La giornata è proseguita con l’attività di diversi gruppi di lavoro. In uno di questi i membri di una delle due strutture di Londra hanno raccontato il loro lavoro organizzativo in una zona industriale della City. È interessante sapere che questi lavoratori dichiaratamente si ispirano a ciò che il SI Cobas ha realizzato in Italia nel settore della logistica, a testimonianza di come i positivi esempi di lotta di classe abbiano la forza di travalicare i confini nazionali.

Il gruppo di questi militanti sindacali, pur facendo parte a tutti gli effetti degli IWW, è anche noto col nome di Angry Workers of the World. Ha concentrato la sua attività su di un’area nei pressi dell’aeroporto di Heathrow, il cosiddetto Western corridor, corridoio occidentale, dove viene preparata e confezionata la maggior parte degli alimenti che vanno a finire sugli scaffali dei supermercati londinesi. La gran parte dei lavoratori di questo polo industriale è costituita da immigrati.

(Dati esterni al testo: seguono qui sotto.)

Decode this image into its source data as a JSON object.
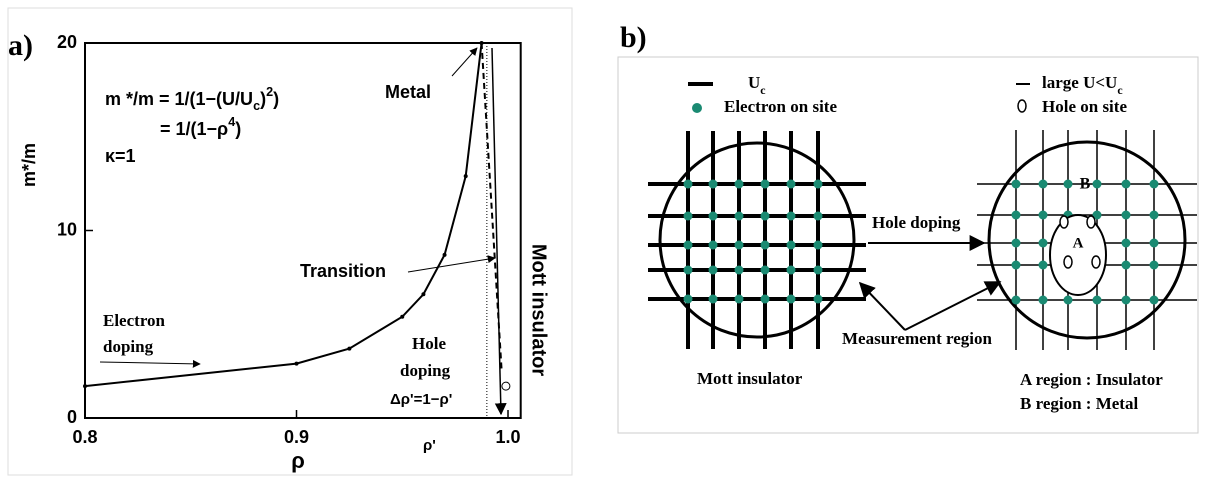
{
  "chart_data": {
    "type": "line",
    "panel_label": "a)",
    "x_label": "ρ",
    "y_label": "m*/m",
    "xlim": [
      0.8,
      1.006
    ],
    "ylim": [
      0,
      20
    ],
    "xticks": [
      0.8,
      0.9,
      {
        "value": 1,
        "label": "1.0"
      }
    ],
    "yticks": [
      0,
      10,
      20
    ],
    "series": [
      {
        "color": "#000000",
        "x": [
          0.8,
          0.9,
          0.925,
          0.95,
          0.96,
          0.97,
          0.98,
          0.9875
        ],
        "values": [
          1.7,
          2.9,
          3.7,
          5.4,
          6.6,
          8.7,
          12.9,
          20
        ]
      },
      {
        "color": "#000000",
        "dashed": true,
        "x": [
          0.9875,
          0.997
        ],
        "values": [
          20,
          2.5
        ]
      }
    ],
    "point": {
      "x": 0.999,
      "value": 1.7
    },
    "rho_prime": 0.99,
    "formula": [
      [
        "m */m = 1/(1−(U/U",
        "c",
        ")",
        "2",
        ")"
      ],
      [
        "= 1/(1−ρ",
        "4",
        ")"
      ],
      [
        "κ=1"
      ]
    ],
    "annotations": [
      "Metal",
      "Transition",
      "Electron",
      "doping",
      "Hole",
      "doping",
      "Δρ'=1−ρ'",
      "ρ'",
      "Mott insulator"
    ]
  },
  "panel_b": {
    "label": "b)",
    "legend": [
      [
        "U",
        "c"
      ],
      [
        "Electron on site"
      ],
      [
        "large U<U",
        "c"
      ],
      [
        "Hole on site"
      ]
    ],
    "arrow_label": "Hole doping",
    "measurement": "Measurement region",
    "left_caption": "Mott insulator",
    "right_caption": [
      "A region : Insulator",
      "B region : Metal"
    ],
    "region_a": "A",
    "region_b": "B"
  }
}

Le difficoltà nel lavoro di organizzazione sindacale sono legate a condizioni d’impiego relativamente migliori rispetto ai loro fratelli di classe in Italia e alle differenze interne alla forza lavoro – sapientemente usate dal Capitale secondo il classico motto divide et impera – come quelle tra lavoratori temporanei e fissi e tra le diverse nazionalità. Ad esempio i lavoratori polacchi tendono ad accettare gli straordinari forzati con meno riluttanza, vista la speranza di tornare nel proprio paese dopo un tempo da emigrati non troppo lungo. I lavoratori indiani invece sono avvantaggiati dal conoscere la lingua del Paese, ciò che rende più facile la promozione ad incarichi meglio remunerati, spesso di controllo degli altri lavoratori.

Nonostante questi ed altri problemi in molti hanno aderito al sindacato e gli sforzi organizzativi naturalmente continueranno.

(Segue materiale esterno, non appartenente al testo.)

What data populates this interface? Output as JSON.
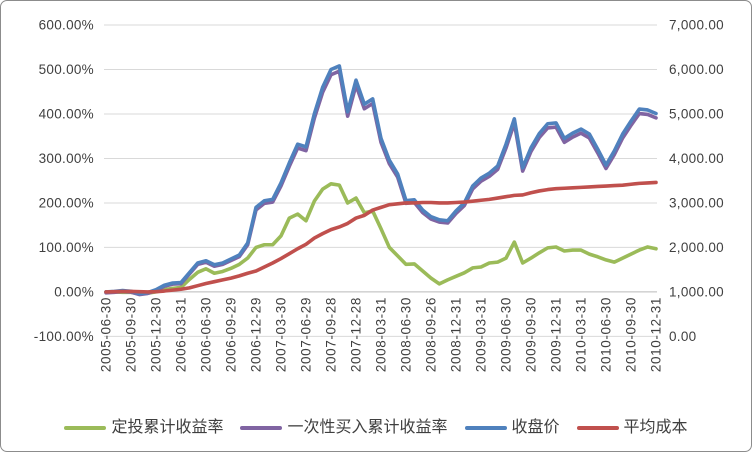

La riunione si è conclusa con una discussione generale ed un riassunto della giornata, durante le quali sono stati sollevati vari punti. Fra questi il problema del rapporto tra i diversi sindacati conflittuali, con le possibili divisioni, considerate un problema che deve essere evitato, così da raggiungere al massimo grado l’unità d’azione della classe lavoratrice, necessità vitale per la resistenza allo sfruttamento e all’immiserimento oggi, e per la lotta offensiva politica per il superamento dello sfruttamento domani.

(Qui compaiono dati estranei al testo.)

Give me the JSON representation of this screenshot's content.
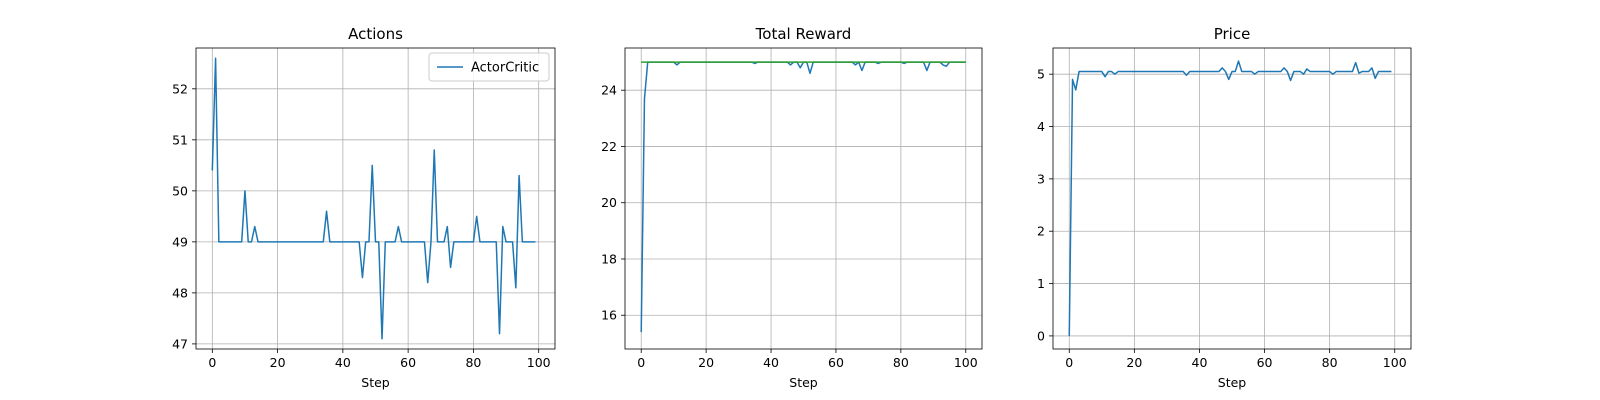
{
  "chart_data": [
    {
      "type": "line",
      "title": "Actions",
      "xlabel": "Step",
      "ylabel": "",
      "xlim": [
        -5,
        105
      ],
      "ylim": [
        46.9,
        52.8
      ],
      "xticks": [
        0,
        20,
        40,
        60,
        80,
        100
      ],
      "yticks": [
        47,
        48,
        49,
        50,
        51,
        52
      ],
      "grid": true,
      "legend": {
        "placement": "top-right",
        "entries": [
          "ActorCritic"
        ]
      },
      "series": [
        {
          "name": "ActorCritic",
          "color": "#1f77b4",
          "x": [
            0,
            1,
            2,
            3,
            4,
            5,
            6,
            7,
            8,
            9,
            10,
            11,
            12,
            13,
            14,
            15,
            16,
            17,
            18,
            19,
            20,
            21,
            22,
            23,
            24,
            25,
            26,
            27,
            28,
            29,
            30,
            31,
            32,
            33,
            34,
            35,
            36,
            37,
            38,
            39,
            40,
            41,
            42,
            43,
            44,
            45,
            46,
            47,
            48,
            49,
            50,
            51,
            52,
            53,
            54,
            55,
            56,
            57,
            58,
            59,
            60,
            61,
            62,
            63,
            64,
            65,
            66,
            67,
            68,
            69,
            70,
            71,
            72,
            73,
            74,
            75,
            76,
            77,
            78,
            79,
            80,
            81,
            82,
            83,
            84,
            85,
            86,
            87,
            88,
            89,
            90,
            91,
            92,
            93,
            94,
            95,
            96,
            97,
            98,
            99
          ],
          "y": [
            50.4,
            52.6,
            49.0,
            49.0,
            49.0,
            49.0,
            49.0,
            49.0,
            49.0,
            49.0,
            50.0,
            49.0,
            49.0,
            49.3,
            49.0,
            49.0,
            49.0,
            49.0,
            49.0,
            49.0,
            49.0,
            49.0,
            49.0,
            49.0,
            49.0,
            49.0,
            49.0,
            49.0,
            49.0,
            49.0,
            49.0,
            49.0,
            49.0,
            49.0,
            49.0,
            49.6,
            49.0,
            49.0,
            49.0,
            49.0,
            49.0,
            49.0,
            49.0,
            49.0,
            49.0,
            49.0,
            48.3,
            49.0,
            49.0,
            50.5,
            49.0,
            49.0,
            47.1,
            49.0,
            49.0,
            49.0,
            49.0,
            49.3,
            49.0,
            49.0,
            49.0,
            49.0,
            49.0,
            49.0,
            49.0,
            49.0,
            48.2,
            49.0,
            50.8,
            49.0,
            49.0,
            49.0,
            49.3,
            48.5,
            49.0,
            49.0,
            49.0,
            49.0,
            49.0,
            49.0,
            49.0,
            49.5,
            49.0,
            49.0,
            49.0,
            49.0,
            49.0,
            49.0,
            47.2,
            49.3,
            49.0,
            49.0,
            49.0,
            48.1,
            50.3,
            49.0,
            49.0,
            49.0,
            49.0,
            49.0
          ]
        }
      ]
    },
    {
      "type": "line",
      "title": "Total Reward",
      "xlabel": "Step",
      "ylabel": "",
      "xlim": [
        -5,
        105
      ],
      "ylim": [
        14.8,
        25.5
      ],
      "xticks": [
        0,
        20,
        40,
        60,
        80,
        100
      ],
      "yticks": [
        16,
        18,
        20,
        22,
        24
      ],
      "grid": true,
      "series": [
        {
          "color": "#1f77b4",
          "x": [
            0,
            1,
            2,
            3,
            4,
            5,
            6,
            7,
            8,
            9,
            10,
            11,
            12,
            13,
            14,
            15,
            16,
            17,
            18,
            19,
            20,
            21,
            22,
            23,
            24,
            25,
            26,
            27,
            28,
            29,
            30,
            31,
            32,
            33,
            34,
            35,
            36,
            37,
            38,
            39,
            40,
            41,
            42,
            43,
            44,
            45,
            46,
            47,
            48,
            49,
            50,
            51,
            52,
            53,
            54,
            55,
            56,
            57,
            58,
            59,
            60,
            61,
            62,
            63,
            64,
            65,
            66,
            67,
            68,
            69,
            70,
            71,
            72,
            73,
            74,
            75,
            76,
            77,
            78,
            79,
            80,
            81,
            82,
            83,
            84,
            85,
            86,
            87,
            88,
            89,
            90,
            91,
            92,
            93,
            94,
            95,
            96,
            97,
            98,
            99,
            100
          ],
          "y": [
            15.4,
            23.7,
            25.0,
            25.0,
            25.0,
            25.0,
            25.0,
            25.0,
            25.0,
            25.0,
            25.0,
            24.9,
            25.0,
            25.0,
            25.0,
            25.0,
            25.0,
            25.0,
            25.0,
            25.0,
            25.0,
            25.0,
            25.0,
            25.0,
            25.0,
            25.0,
            25.0,
            25.0,
            25.0,
            25.0,
            25.0,
            25.0,
            25.0,
            25.0,
            25.0,
            24.95,
            25.0,
            25.0,
            25.0,
            25.0,
            25.0,
            25.0,
            25.0,
            25.0,
            25.0,
            25.0,
            24.9,
            25.0,
            25.0,
            24.8,
            25.0,
            25.0,
            24.6,
            25.0,
            25.0,
            25.0,
            25.0,
            25.0,
            25.0,
            25.0,
            25.0,
            25.0,
            25.0,
            25.0,
            25.0,
            25.0,
            24.9,
            25.0,
            24.7,
            25.0,
            25.0,
            25.0,
            25.0,
            24.95,
            25.0,
            25.0,
            25.0,
            25.0,
            25.0,
            25.0,
            25.0,
            24.95,
            25.0,
            25.0,
            25.0,
            25.0,
            25.0,
            25.0,
            24.7,
            25.0,
            25.0,
            25.0,
            25.0,
            24.9,
            24.85,
            25.0,
            25.0,
            25.0,
            25.0,
            25.0,
            25.0
          ]
        },
        {
          "color": "#2ca02c",
          "x": [
            0,
            100
          ],
          "y": [
            25.0,
            25.0
          ]
        }
      ]
    },
    {
      "type": "line",
      "title": "Price",
      "xlabel": "Step",
      "ylabel": "",
      "xlim": [
        -5,
        105
      ],
      "ylim": [
        -0.25,
        5.5
      ],
      "xticks": [
        0,
        20,
        40,
        60,
        80,
        100
      ],
      "yticks": [
        0,
        1,
        2,
        3,
        4,
        5
      ],
      "grid": true,
      "series": [
        {
          "color": "#1f77b4",
          "x": [
            0,
            1,
            2,
            3,
            4,
            5,
            6,
            7,
            8,
            9,
            10,
            11,
            12,
            13,
            14,
            15,
            16,
            17,
            18,
            19,
            20,
            21,
            22,
            23,
            24,
            25,
            26,
            27,
            28,
            29,
            30,
            31,
            32,
            33,
            34,
            35,
            36,
            37,
            38,
            39,
            40,
            41,
            42,
            43,
            44,
            45,
            46,
            47,
            48,
            49,
            50,
            51,
            52,
            53,
            54,
            55,
            56,
            57,
            58,
            59,
            60,
            61,
            62,
            63,
            64,
            65,
            66,
            67,
            68,
            69,
            70,
            71,
            72,
            73,
            74,
            75,
            76,
            77,
            78,
            79,
            80,
            81,
            82,
            83,
            84,
            85,
            86,
            87,
            88,
            89,
            90,
            91,
            92,
            93,
            94,
            95,
            96,
            97,
            98,
            99
          ],
          "y": [
            0.0,
            4.9,
            4.7,
            5.05,
            5.05,
            5.05,
            5.05,
            5.05,
            5.05,
            5.05,
            5.05,
            4.95,
            5.05,
            5.05,
            5.0,
            5.05,
            5.05,
            5.05,
            5.05,
            5.05,
            5.05,
            5.05,
            5.05,
            5.05,
            5.05,
            5.05,
            5.05,
            5.05,
            5.05,
            5.05,
            5.05,
            5.05,
            5.05,
            5.05,
            5.05,
            5.05,
            4.98,
            5.05,
            5.05,
            5.05,
            5.05,
            5.05,
            5.05,
            5.05,
            5.05,
            5.05,
            5.05,
            5.12,
            5.05,
            4.9,
            5.05,
            5.05,
            5.25,
            5.05,
            5.05,
            5.05,
            5.05,
            5.0,
            5.05,
            5.05,
            5.05,
            5.05,
            5.05,
            5.05,
            5.05,
            5.05,
            5.12,
            5.05,
            4.88,
            5.05,
            5.05,
            5.05,
            5.0,
            5.1,
            5.05,
            5.05,
            5.05,
            5.05,
            5.05,
            5.05,
            5.05,
            5.0,
            5.05,
            5.05,
            5.05,
            5.05,
            5.05,
            5.05,
            5.22,
            5.02,
            5.05,
            5.05,
            5.05,
            5.12,
            4.92,
            5.05,
            5.05,
            5.05,
            5.05,
            5.05
          ]
        }
      ]
    }
  ]
}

Riguardo a questo non secondario aspetto c’è da rilevare che nel Regno Unito i sindacati combattivi – e talvolta non solo quelli – tendono all’unità d’azione più frequentemente che in Italia. Non solo scioperano insieme (anche se gli scioperi sono ancora sporadici e con poca forza) ma si scambiano informazioni e non omettono di fare propaganda l’uno per l’altro. In alcuni casi operano addirittura in simbiosi, come fanno la Independent Workers’ Union of Great Britain (IWGB, Sindacato dei Lavoratori Indipendenti del Regno Unito) e gli IWW, che gestiscono congiuntamente la Couriers Network, ovvero la rete di coordinamento nazionale dei facchini Deliveroo e UberEats.